According to the five members of the majority in Bezak, it does more than that.  Bezak had been sentenced to six months in prison for a 5th degree drug felony, and the trial judge's statement regarding post-release controls had been something less than a model of clarity:

You'll be out in the not too distant future, at that point you won't have a -- probably will not be on post-release control given that it's a six-month sentence, but I can't guarantee that.

On appeal, the 8th District bounced the case back, holding that the case "must be remanded for resentencing so that appellant may be advised that he is subject to post-release control."  And this is where things got funky.  Bezak filed a motion to reconsider, asking that the language after "resentencing" be stricken, arguing that he was entitled to a whole new sentencing hearing.  The 8th District disagreed, holding that the only thing required at the resentencing was that Bezak be properly advised about post-release controls.

And the Ohio Supreme Court disagreed with that and found that Bezak's argument was the correct one:  because the law requires the judge to properly advise the defendant about post-release controls, and the judge hadn't done that, the law had not been complied with, and accordingly Bezak's sentence was void.  That meant he was entitled to more than just a hearing where the judge would intone the magic language about PRC and send him on his way.  He was entitled to a whole new sentencing hearing.

I've expressed concerns before about the Court's cavalier use of the word "void" in regard to sentencing issues.  As the Court explained,

The effect of determining that a judgment is void is well established.
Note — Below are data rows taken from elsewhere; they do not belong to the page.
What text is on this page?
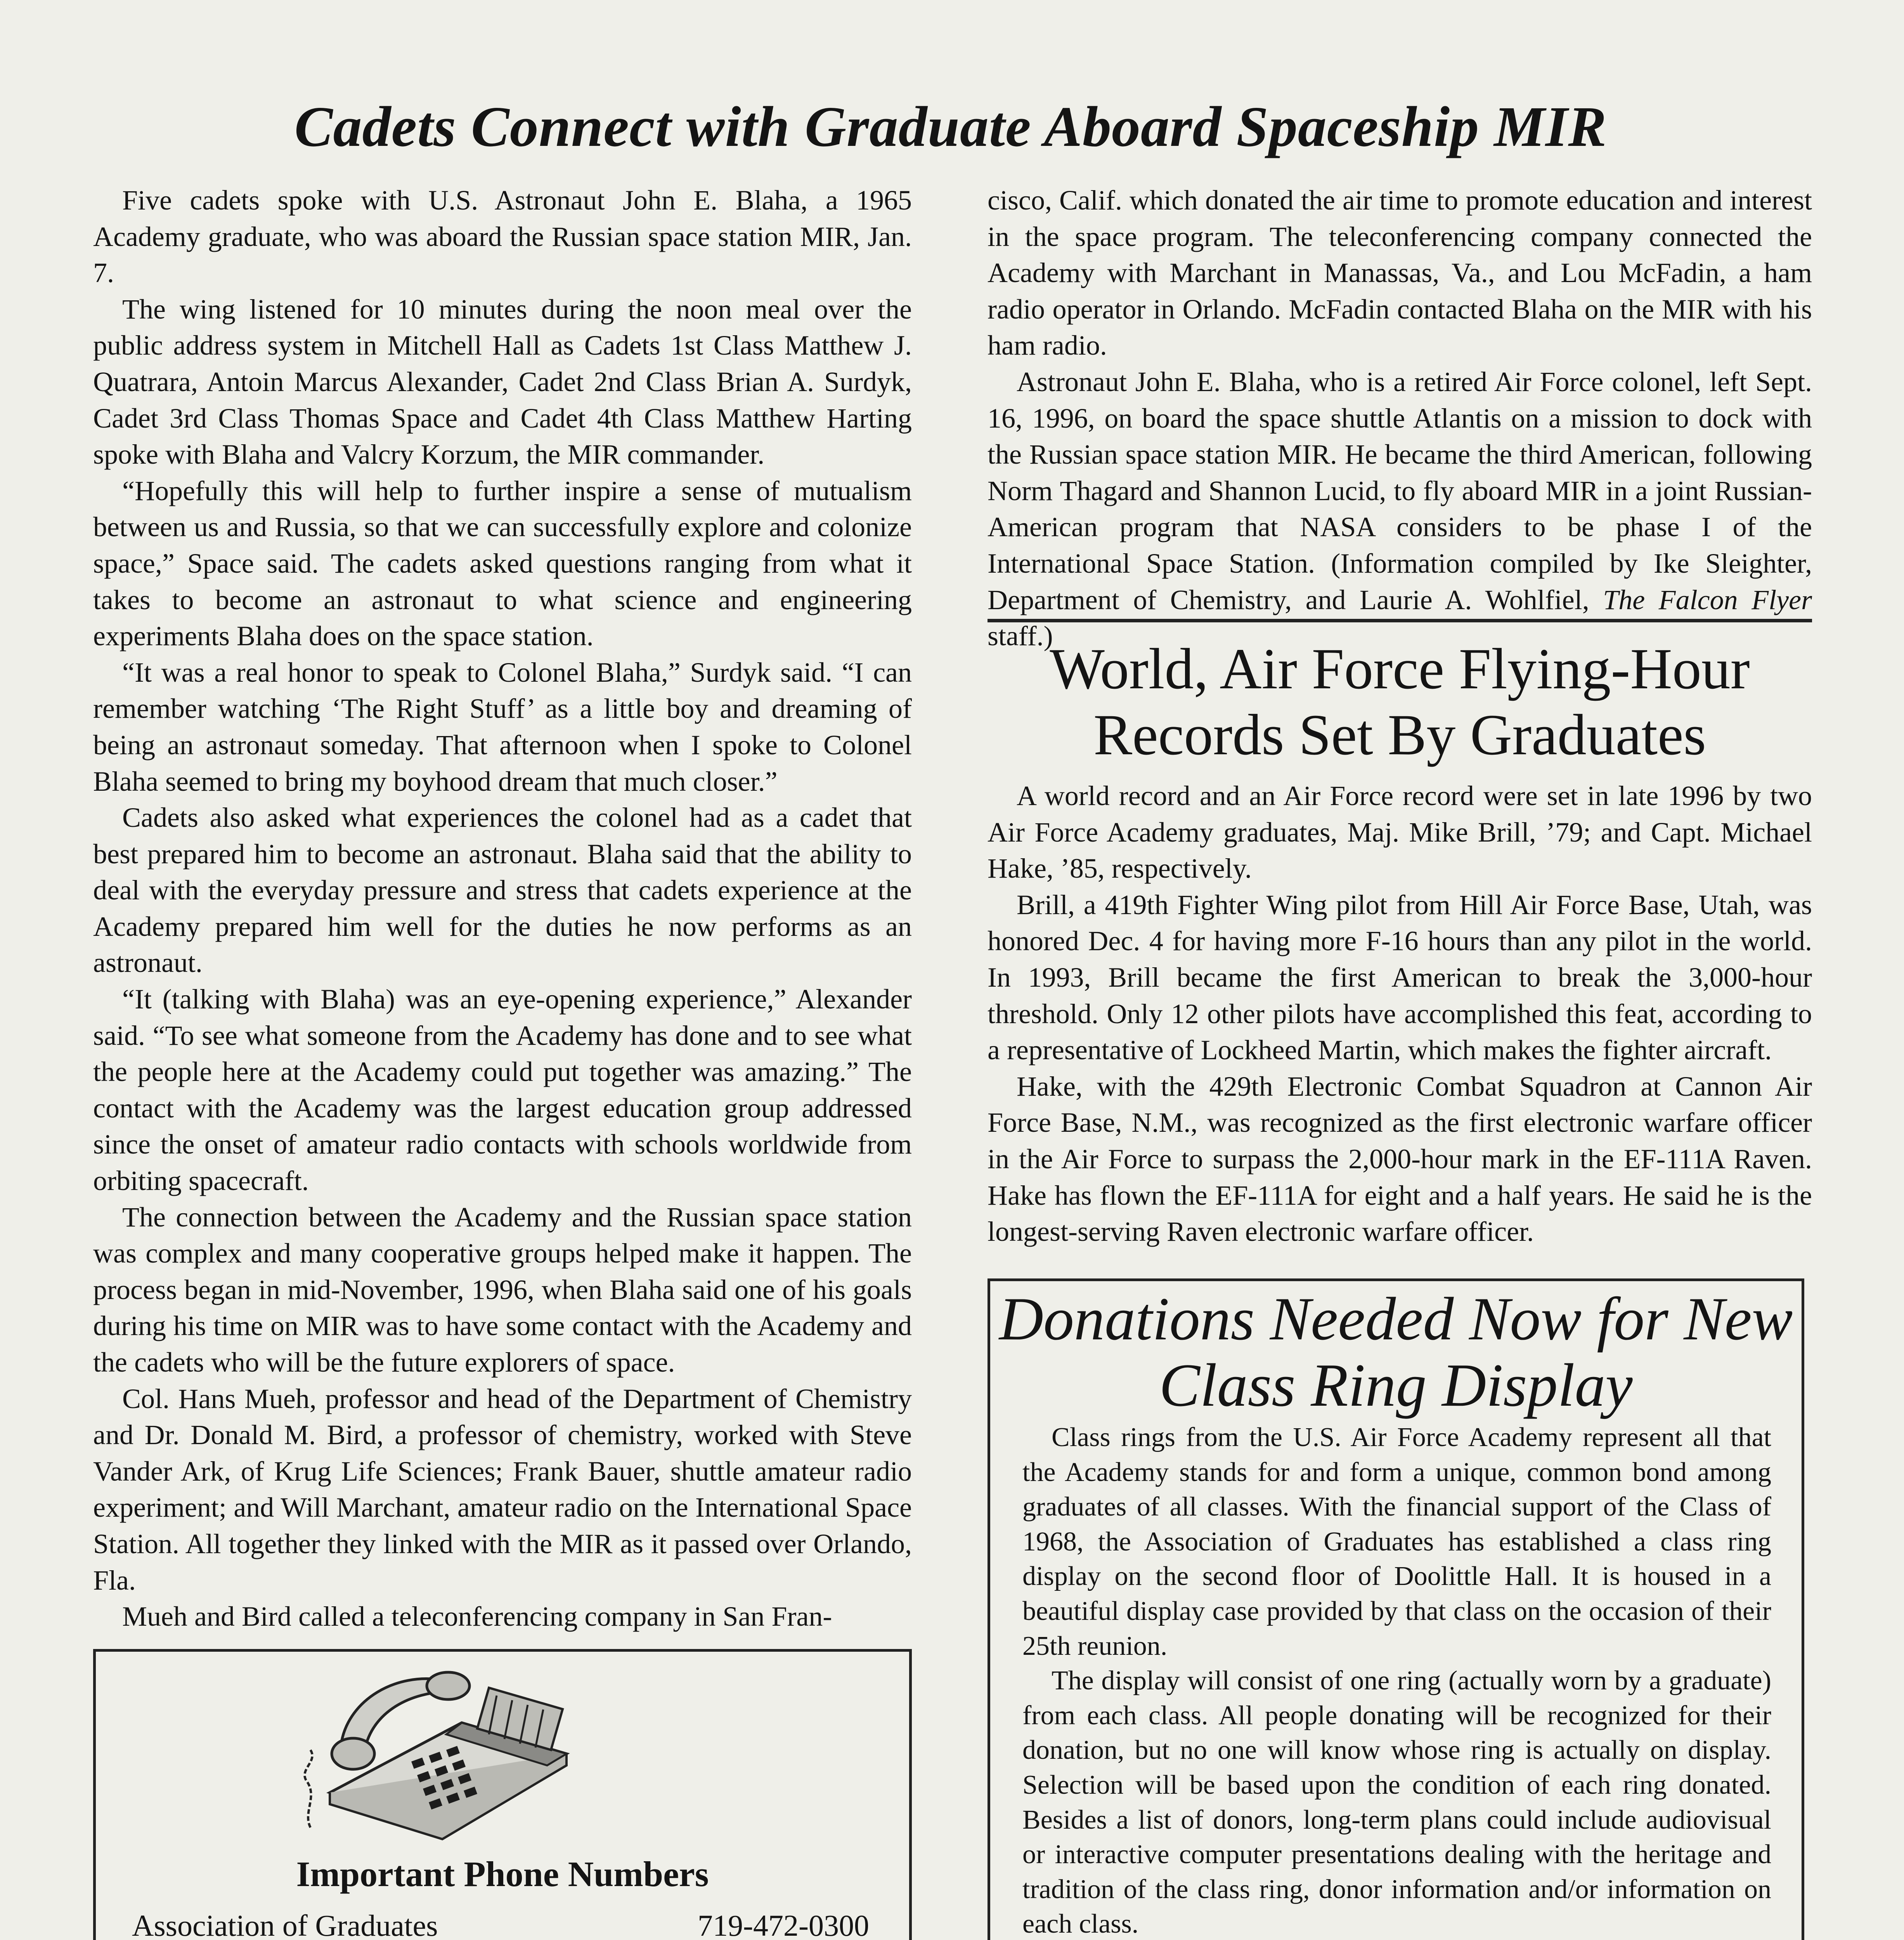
Cadets Connect with Graduate Aboard Spaceship MIR

Five cadets spoke with U.S. Astronaut John E. Blaha, a 1965 Academy graduate, who was aboard the Russian space station MIR, Jan. 7.

The wing listened for 10 minutes during the noon meal over the public address system in Mitchell Hall as Cadets 1st Class Matthew J. Quatrara, Antoin Marcus Alexander, Cadet 2nd Class Brian A. Surdyk, Cadet 3rd Class Thomas Space and Cadet 4th Class Matthew Harting spoke with Blaha and Valcry Korzum, the MIR commander.

“Hopefully this will help to further inspire a sense of mutualism between us and Russia, so that we can successfully explore and colonize space,” Space said. The cadets asked questions ranging from what it takes to become an astronaut to what science and engineering experiments Blaha does on the space station.

“It was a real honor to speak to Colonel Blaha,” Surdyk said. “I can remember watching ‘The Right Stuff’ as a little boy and dreaming of being an astronaut someday. That afternoon when I spoke to Colonel Blaha seemed to bring my boyhood dream that much closer.”

Cadets also asked what experiences the colonel had as a cadet that best prepared him to become an astronaut. Blaha said that the ability to deal with the everyday pressure and stress that cadets experience at the Academy prepared him well for the duties he now performs as an astronaut.

“It (talking with Blaha) was an eye-opening experience,” Alexander said. “To see what someone from the Academy has done and to see what the people here at the Academy could put together was amazing.” The contact with the Academy was the largest education group addressed since the onset of amateur radio contacts with schools worldwide from orbiting spacecraft.

The connection between the Academy and the Russian space station was complex and many cooperative groups helped make it happen. The process began in mid-November, 1996, when Blaha said one of his goals during his time on MIR was to have some contact with the Academy and the cadets who will be the future explorers of space.

Col. Hans Mueh, professor and head of the Department of Chemistry and Dr. Donald M. Bird, a professor of chemistry, worked with Steve Vander Ark, of Krug Life Sciences; Frank Bauer, shuttle amateur radio experiment; and Will Marchant, amateur radio on the International Space Station. All together they linked with the MIR as it passed over Orlando, Fla.

Mueh and Bird called a teleconferencing company in San Fran-

cisco, Calif. which donated the air time to promote education and interest in the space program. The teleconferencing company connected the Academy with Marchant in Manassas, Va., and Lou McFadin, a ham radio operator in Orlando. McFadin contacted Blaha on the MIR with his ham radio.

Astronaut John E. Blaha, who is a retired Air Force colonel, left Sept. 16, 1996, on board the space shuttle Atlantis on a mission to dock with the Russian space station MIR. He became the third American, following Norm Thagard and Shannon Lucid, to fly aboard MIR in a joint Russian-American program that NASA considers to be phase I of the International Space Station. (Information compiled by Ike Sleighter, Department of Chemistry, and Laurie A. Wohlfiel, The Falcon Flyer staff.)

World, Air Force Flying-Hour Records Set By Graduates

A world record and an Air Force record were set in late 1996 by two Air Force Academy graduates, Maj. Mike Brill, ’79; and Capt. Michael Hake, ’85, respectively.

Brill, a 419th Fighter Wing pilot from Hill Air Force Base, Utah, was honored Dec. 4 for having more F-16 hours than any pilot in the world. In 1993, Brill became the first American to break the 3,000-hour threshold. Only 12 other pilots have accomplished this feat, according to a representative of Lockheed Martin, which makes the fighter aircraft.

Hake, with the 429th Electronic Combat Squadron at Cannon Air Force Base, N.M., was recognized as the first electronic warfare officer in the Air Force to surpass the 2,000-hour mark in the EF-111A Raven. Hake has flown the EF-111A for eight and a half years. He said he is the longest-serving Raven electronic warfare officer.

Donations Needed Now for New Class Ring Display

Class rings from the U.S. Air Force Academy represent all that the Academy stands for and form a unique, common bond among graduates of all classes. With the financial support of the Class of 1968, the Association of Graduates has established a class ring display on the second floor of Doolittle Hall. It is housed in a beautiful display case provided by that class on the occasion of their 25th reunion.

The display will consist of one ring (actually worn by a graduate) from each class. All people donating will be recognized for their donation, but no one will know whose ring is actually on display. Selection will be based upon the condition of each ring donated. Besides a list of donors, long-term plans could include audiovisual or interactive computer presentations dealing with the heritage and tradition of the class ring, donor information and/or information on each class.

Important Phone Numbers
Association of Graduates	719-472-0300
It is as though such proceedings had never occurred; the judgment is a mere nullity and the parties are in the same position as if there had been no judgment. 

Justice Lanzinger, one of the two dissenters (O'Donnell was the other), found herself "extremely troubled by the majority's application of the term 'void' to Bezak's case."  For good reason, on at least two counts. 

First, there's a lingering question about Foster remands:  can a judge give the defendant more time on a remand?  That's an open question, and the one decision I've seen on that, discussed here, didn't do a very good job of analyzing the constitutional issues involved in imposing a stiffer sentence upon a defendant who successfully appeals.  Declaring that the first hearing was void, and in essence pretending that it never happened, isn't helpful to that analysis.  Say a defendant pleads to rape, and gets a six-year sentence.  He appeals, his conviction is reversed because the judge didn't tell him about PRC, and the case is remanded.  This time the judge maxes him out with a ten-year sentence.  It's questionable if that result could survive the "vindictiveness" analysis of the cases I mentioned in the earlier post (and here's another link to it, in case you were too lazy to click on it the first time).  But the argument might be that a vindictiveness analysis depends upon comparing the second sentence with the first, and here there is no "first" sentence, because it was a nullity.  Thus, the judge is free to do anything he wants the second time around.

While that view of "void" would certainly be harmful to defendants, there's another way in which it could be beneficial.  What if Bezac had never appealed his sentence?  We all know that, in Ohio, a conviction doesn't actually take effect until sentencing.  If the sentencing was void, rather than merely voidable, does that mean that the defendant was never actually convicted of the crime?

That has special significance for Bezak:  since he'd already served his sentence by the time the appeals were done, he wasn't subject to resentencing.  Does that mean he wasn't convicted?  If void means what the Supreme Court says it does, then a good argument can be made that he wasn't.